Toplantı odası birçok odaya göre daha genişti. Masa baştan sona uzunlukta ve birçok insanın oturabileceği tahta sandalyeler mevcuttu. Bunların dışında masada bardaklar vardı. İçleri boş olan bu bardakları temizlemekten kale hizmetçileri görevliydi. Toplantı sırasında ve dışında odaya uğrarlar ve bu bardakları içecek olan kimselere istediklerinden doldururlardı, veya bardakları toplarlardı. Masa haricinde oda duvarlarında raflar, kitaplıklar mevcuttu.
''Güzel, açıkta hane kalmasını istemeyiz.'' dedi Corald ve açık olan pencerenin önüne gelip kale avlusunu seyretmeye başladı. ''Juliard yine kılıç talimi mi yapıyor?'' diye sordu onu elinde talim kılıcıyla görünce.
''Evet.''
Corald, Taegar'a döndü.
''Akşam hepinizi burada istiyorum. Planı açığa kavuşturup tartışmamız lazım.''
''Peki Reidan ne olacak baba? Onu bekleyeceğiz sanıyordum.'' diye sordu Taegar.
''Vaktimiz yok. Ona geldiğinde açıklarız.''
Taegar bu cevaptan pek memnun olmamıştı.
''Pekâlâ.''
Bu sırada kapı çaldı. ''Gir'' diye bağırdı Corald. Kapıyı açan kişi kale muhafızlarından birisiydi. Ardından kapıyı kapattı ve elinde tuttuğu mızrağının alt kısmını zemine yapıştırıp saygı duruşuna geçti.
''Lord Reidan kaleye teşrif etti kralım.''
''Tamam. Çıkabilirsin.'' dedi Corald ve eliyle gidebilirsin işaretini yaptı.
Muhafız çıkarken kapıyı kapattı. Corald bu konuşmadan sonra kendi yerine oturdu ve kıta haritasını tekrar gözleriyle baştan aşağı süzdü. Taegar ise sandalyenin sağ tarafına koyduğu kılıcını kınıyla birlikte eline alıp inceledi. Aradan geçen birkaç dakikanın ardından Reidan tahta kapıyı açıp odaya girdi.
''Geç otur bakalım.'' diyerek odadaki sessizliği bozdu Corald ve eliyle boş sandalyeyi gösterdi.
Reidan sandalyeye oturdu. Taegar Reidan'a, Reidan'da Taegar'a bakıyordu öylece. Reidan onun bakışlarından işiteceği azarı anlamıştı.

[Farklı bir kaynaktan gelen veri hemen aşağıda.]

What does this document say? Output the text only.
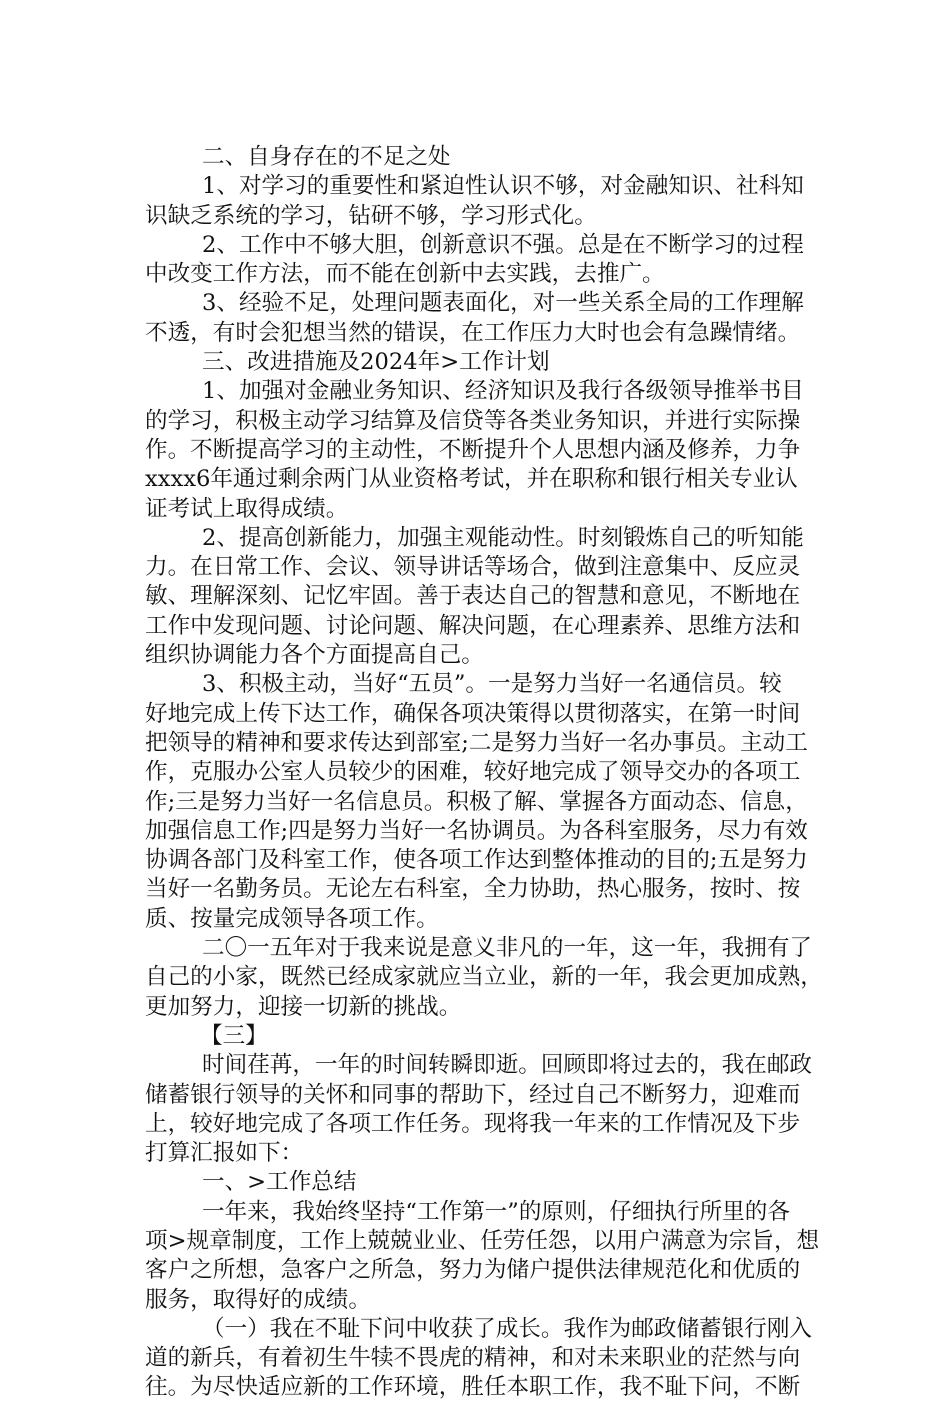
二、自身存在的不足之处
1、对学习的重要性和紧迫性认识不够，对金融知识、社科知
识缺乏系统的学习，钻研不够，学习形式化。
2、工作中不够大胆，创新意识不强。总是在不断学习的过程
中改变工作方法，而不能在创新中去实践，去推广。
3、经验不足，处理问题表面化，对一些关系全局的工作理解
不透，有时会犯想当然的错误，在工作压力大时也会有急躁情绪。
三、改进措施及2024年>工作计划
1、加强对金融业务知识、经济知识及我行各级领导推举书目
的学习，积极主动学习结算及信贷等各类业务知识，并进行实际操
作。不断提高学习的主动性，不断提升个人思想内涵及修养，力争
xxxx6年通过剩余两门从业资格考试，并在职称和银行相关专业认
证考试上取得成绩。
2、提高创新能力，加强主观能动性。时刻锻炼自己的听知能
力。在日常工作、会议、领导讲话等场合，做到注意集中、反应灵
敏、理解深刻、记忆牢固。善于表达自己的智慧和意见，不断地在
工作中发现问题、讨论问题、解决问题，在心理素养、思维方法和
组织协调能力各个方面提高自己。
3、积极主动，当好“五员”。一是努力当好一名通信员。较
好地完成上传下达工作，确保各项决策得以贯彻落实，在第一时间
把领导的精神和要求传达到部室;二是努力当好一名办事员。主动工
作，克服办公室人员较少的困难，较好地完成了领导交办的各项工
作;三是努力当好一名信息员。积极了解、掌握各方面动态、信息，
加强信息工作;四是努力当好一名协调员。为各科室服务，尽力有效
协调各部门及科室工作，使各项工作达到整体推动的目的;五是努力
当好一名勤务员。无论左右科室，全力协助，热心服务，按时、按
质、按量完成领导各项工作。
二〇一五年对于我来说是意义非凡的一年，这一年，我拥有了
自己的小家，既然已经成家就应当立业，新的一年，我会更加成熟，
更加努力，迎接一切新的挑战。
【三】
时间荏苒，一年的时间转瞬即逝。回顾即将过去的，我在邮政
储蓄银行领导的关怀和同事的帮助下，经过自己不断努力，迎难而
上，较好地完成了各项工作任务。现将我一年来的工作情况及下步
打算汇报如下：
一、>工作总结
一年来，我始终坚持“工作第一”的原则，仔细执行所里的各
项>规章制度，工作上兢兢业业、任劳任怨，以用户满意为宗旨，想
客户之所想，急客户之所急，努力为储户提供法律规范化和优质的
服务，取得好的成绩。
（一）我在不耻下问中收获了成长。我作为邮政储蓄银行刚入
道的新兵，有着初生牛犊不畏虎的精神，和对未来职业的茫然与向
往。为尽快适应新的工作环境，胜任本职工作，我不耻下问，不断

''Şimdi, söyle bakalım genç adam. Kaç gündür neredeydin?'' dedi Corald ve iki elini birbirine tutturdu.
''Yalnız kalmak istedim.'' diye cevapladı Reidan.
Corald cümleyi tekrar ede ede sahte bir gülümseme yaptı.
''Bilmem farkında mısın Reidan, savaş dönemindeyiz ve sen savaştan sonra ortadan bir anda kayboluyorsun.''
Reidan sustu ve devam etmesini bekledi. Taegar yorum yapmadan ve ses çıkartmadan ikisine boş boş bakıyordu.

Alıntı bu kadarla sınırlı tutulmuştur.